The implementation of National Health Insurance (NHIS; or Jaminan Kesehatan Nasional/JKN)’s policy, increasing patient access to medicine while keeping its budget under tight control, has the potentiality to result in compromising the safety and efficacy of the medicine. Budget constraint and the existing asymmetry information in terms of quality and price of medicines could lead to a moral hazard situation where pharmaceutical companies may produce substandard and falsified medicines to secure their profit. The result of this research using logistic regression analysis showed that despite previous assumptions, medicines included in JKN list are actually having lower probability of falsified or substandard compared to their counterparts, non-JKN medicines. In terms of the relation between price and quality of the medicines, the probability of falsified or substandard medicines increases up to a price level where for the poor qualified medicines does not have the ability to copy the original medicines while still making profit out of it. As a result, this research recommends full implementation of JKN to include all essential medicines into its list to avoid asymmetry information and maintain medicines quality. JKN also needs to have a price-differentiation policy which allows pharmaceutical companies to maintain quality of their medicines, even to innovate for a better one, while still maintaining a good profit and their ability to compete in the JKN era.

Bahasa Abstract

Penerapan kebijakan JKN untuk menjamin akses masyarakat terhadap obat dengan pengendalian biaya yang ketat berpotensi terhadap terjadinya kompromi kualitas dan keamanan obat.
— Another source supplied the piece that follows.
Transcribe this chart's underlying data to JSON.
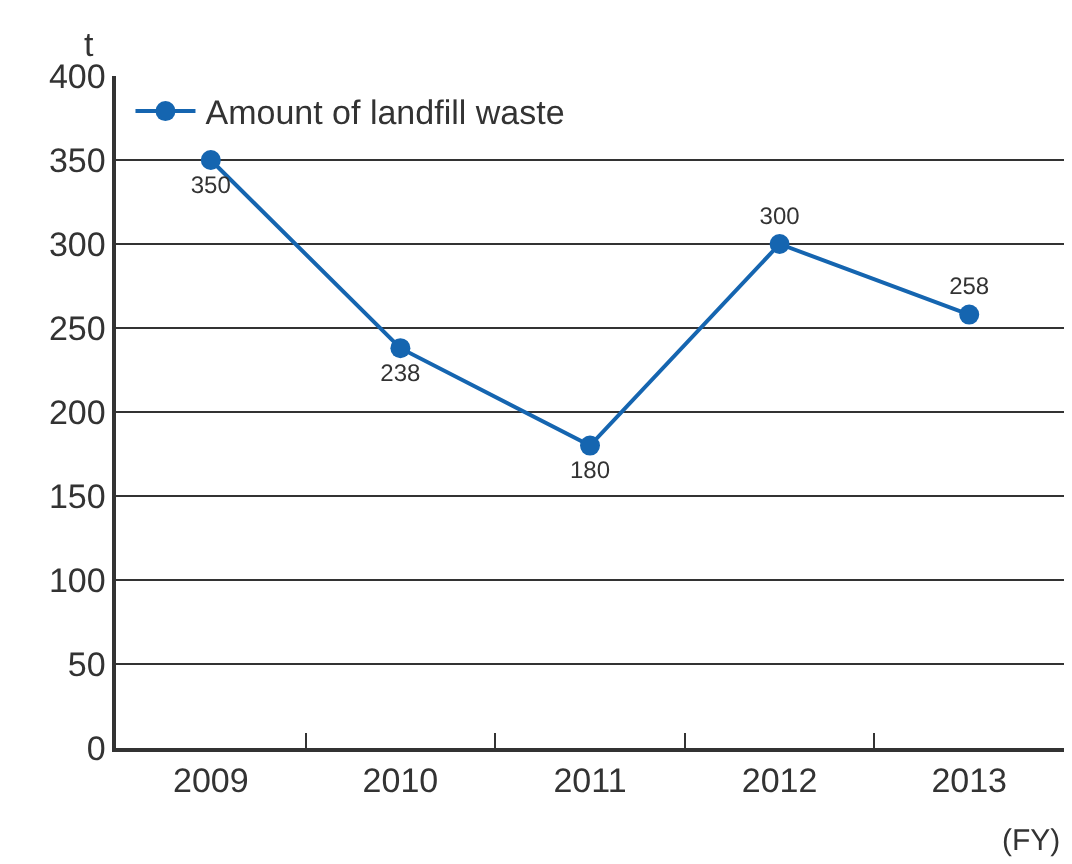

Pembatasan harga obat dan adanya asimetris informasi terkait kualitas dan harga obat dapat mendorong moral hazard produsen memproduksi obat substandar dan palsu untuk mempertahankan keuntungan. Hasil analisis melalui regresi logistik menunjukkan bahwa peluang suatu obat JKN tergolong tidak memenuhi syarat lebih rendah daripada peluang suatu obat non-JKN. Seiring dengan kenaikan harga satuan obat, peluang suatu obat tergolong tidak memenuhi syarat meningkat, hingga pada tingkat harga satuan tertentu yang tidak memungkinkan lagi obat substandar dan palsu dijual dengan harga kompetitif, peluang tersebut mulai menurun. Penelitian ini merekomendasikan implementasi penuh sistem JKN sebagai upaya mengatasi asimetris informasi harga dan kualitas obat, dengan memberlakukan diferensiasi harga sebagai suatu insentif bagi industri farmasi mempertahankan mutu dan ikut berkompetisi dalam penyediaan obat JKN.